Today, there are 1.3 billion people living on less than a dollar a day (350 million of whom are children). Globally, there are approximately 42 million refugees, as well as 27 million internally displaced people who can no longer live in their homes but remain within their own countries. Humanitarian work alone cannot provide safe lives and livelihoods for people affected by poverty, conflict, drought, famine and war—and neither, it would appear, can our national and international political institutions that are so narrowly established to promote their own, often bizarre, assessments of monetary and military self-interest. The world is consequently in dire need of humanitarians—the overwhelming majority of whom are not ‘aid workers’ as such but the immediate friends, family, colleagues and social networks of people affected by disasters and conflict.
Still more important, however, is the reclamation of political ground by global citizens who perhaps one day can take human rights back from lawyers with their accountancy of rules, take livelihoods away from the tinkering of economists, and restore power to parliaments rather than generals, corporations and the military-industrial complex. Humanitarianism is perhaps a beginning, even an idea. In the words of one aid worker: it is ‘an attempt to bring a measure of humanity, always insufficient, into situations that should not exist’. Not enough, clearly, but at least it is a start and an attempt to engage with the world’s events with the human virtues of compassion and consideration rather than the calculus of mercantile self-interest that is the cause of so much of today’s inequality.

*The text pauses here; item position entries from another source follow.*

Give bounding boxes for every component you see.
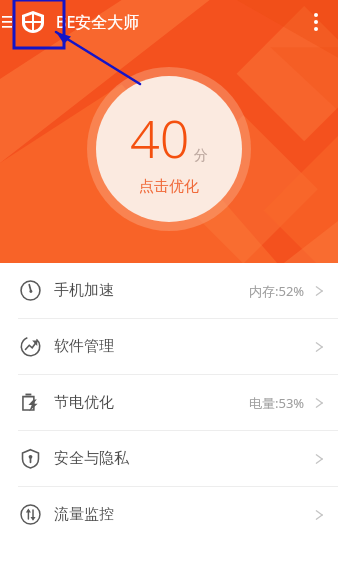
staticText: 电量:53% [249, 394, 305, 412]
staticText: 分 [194, 147, 208, 165]
button[interactable]: App logo [14, 3, 52, 41]
staticText: 安全与隐私 [54, 449, 129, 468]
button[interactable]: 安全与隐私 [0, 431, 338, 486]
button[interactable]: 流量监控 [0, 487, 338, 542]
button[interactable]: 软件管理 [0, 319, 338, 374]
staticText: 流量监控 [54, 505, 114, 524]
staticText: 点击优化 [139, 177, 199, 196]
staticText: 40 [130, 102, 190, 173]
staticText: BE安全大师 [56, 11, 140, 33]
button[interactable]: Menu [0, 0, 14, 44]
staticText: 节电优化 [54, 393, 114, 412]
button[interactable]: 40 [87, 67, 251, 231]
staticText: 软件管理 [54, 337, 114, 356]
button[interactable]: More options [294, 0, 338, 44]
staticText: 手机加速 [54, 281, 114, 300]
staticText: 内存:52% [249, 282, 305, 300]
button[interactable]: 手机加速 [0, 263, 338, 318]
button[interactable]: 节电优化 [0, 375, 338, 430]
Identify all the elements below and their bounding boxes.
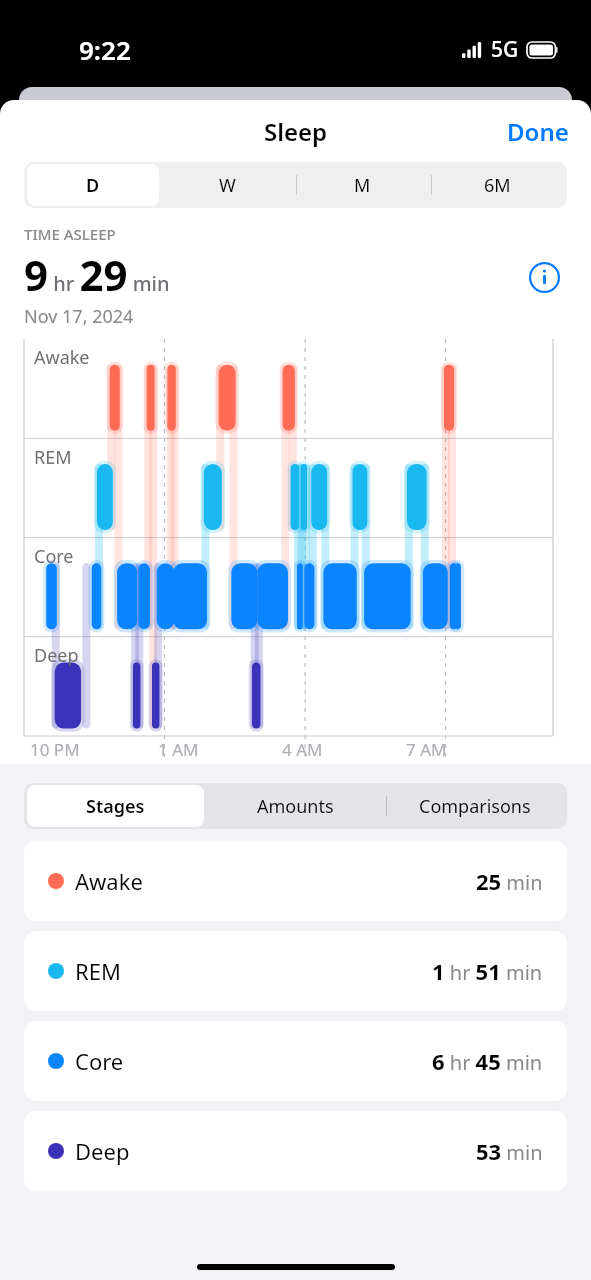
staticText: 1 AM — [158, 738, 199, 761]
staticText: Core — [75, 1046, 124, 1076]
staticText: TIME ASLEEP — [24, 224, 116, 244]
staticText: Deep — [75, 1136, 130, 1166]
staticText: Stages — [86, 794, 145, 819]
staticText: 25 min — [476, 866, 543, 896]
button[interactable]: REM — [24, 931, 567, 1011]
staticText: D — [86, 173, 100, 198]
staticText: 5G — [491, 35, 519, 64]
staticText: 7 AM — [406, 738, 447, 761]
staticText: Sleep — [264, 115, 328, 148]
button[interactable]: Awake — [24, 841, 567, 921]
button[interactable]: W — [161, 164, 294, 206]
button[interactable]: D — [27, 164, 159, 206]
staticText: Core — [34, 544, 74, 569]
staticText: W — [219, 173, 236, 198]
button[interactable]: Information — [521, 254, 567, 300]
button[interactable]: Comparisons — [386, 785, 564, 827]
staticText: REM — [34, 445, 72, 470]
button[interactable]: Stages — [27, 785, 204, 827]
button[interactable]: Done — [485, 103, 591, 160]
button[interactable]: Deep — [24, 1111, 567, 1191]
staticText: 53 min — [476, 1136, 543, 1166]
staticText: 10 PM — [30, 738, 80, 761]
staticText: Comparisons — [419, 794, 531, 819]
staticText: 1 hr 51 min — [432, 956, 543, 986]
staticText: Deep — [34, 643, 79, 668]
staticText: Awake — [75, 866, 143, 896]
button[interactable]: M — [296, 164, 429, 206]
staticText: Awake — [34, 345, 90, 370]
staticText: REM — [75, 956, 121, 986]
staticText: 6 hr 45 min — [432, 1046, 543, 1076]
staticText: Nov 17, 2024 — [24, 304, 134, 329]
staticText: Amounts — [257, 794, 334, 819]
button[interactable]: Amounts — [206, 785, 384, 827]
staticText: Done — [507, 115, 569, 148]
staticText: 4 AM — [282, 738, 323, 761]
button[interactable]: 6M — [431, 164, 564, 206]
staticText: 9 hr 29 min — [24, 246, 170, 303]
staticText: M — [354, 173, 371, 198]
button[interactable]: Core — [24, 1021, 567, 1101]
staticText: 9:22 — [79, 32, 131, 67]
staticText: 6M — [484, 173, 511, 198]
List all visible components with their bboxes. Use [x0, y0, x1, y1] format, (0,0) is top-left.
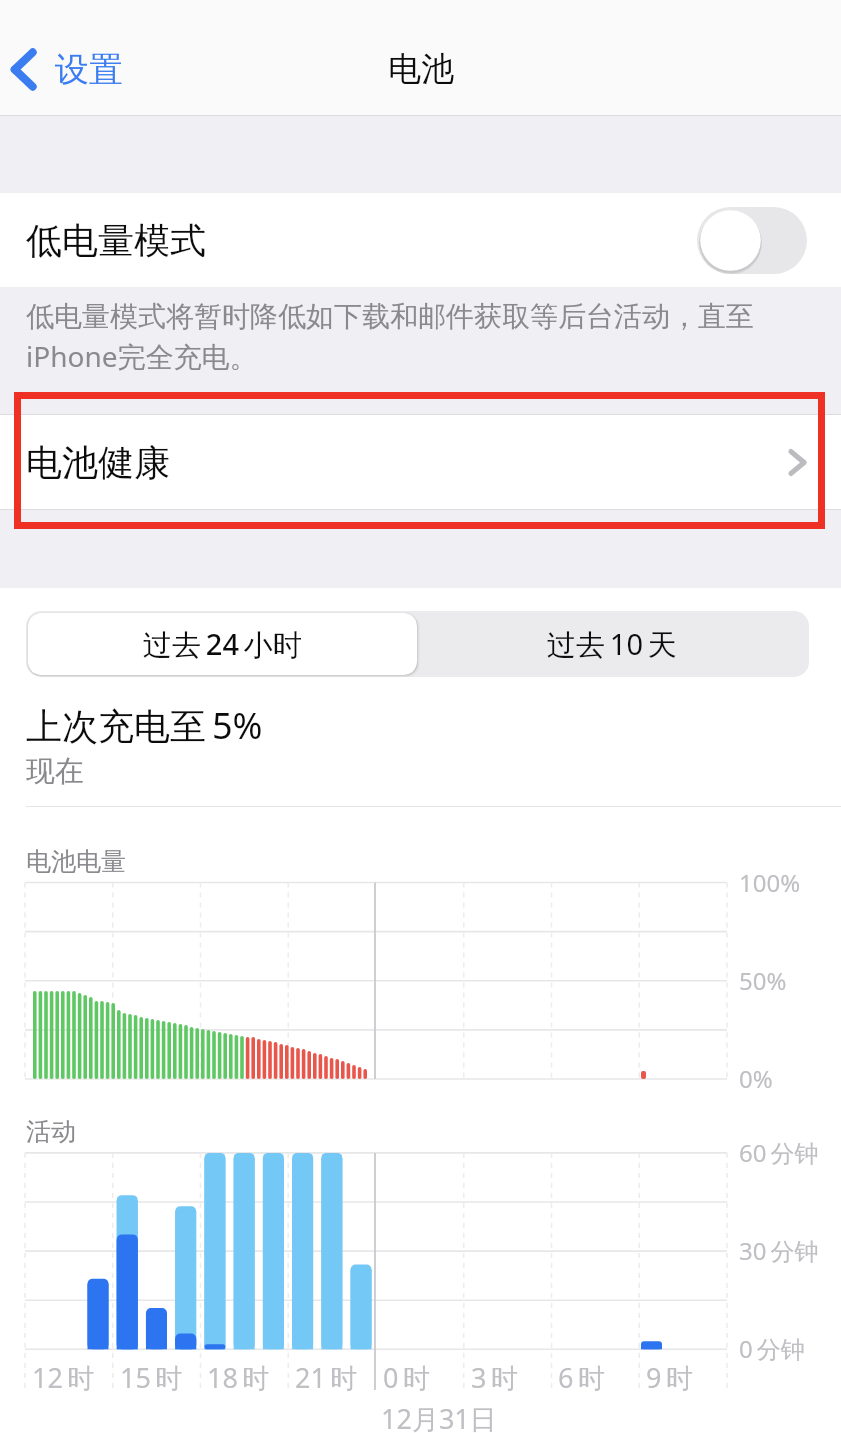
staticText: 0 时: [383, 1359, 430, 1396]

But I had not started out intending to work in the humanitarian world. For most, despite the increasing number of courses and certificates for would-be aid workers, the path to this kind of work is as tangential as the places where disasters and conflicts occur. It was an earthquake in Pakistan while I was on holiday exploring the mountains and monuments of the country’s north that propelled me suddenly and unexpectedly into the maelstrom of my first response.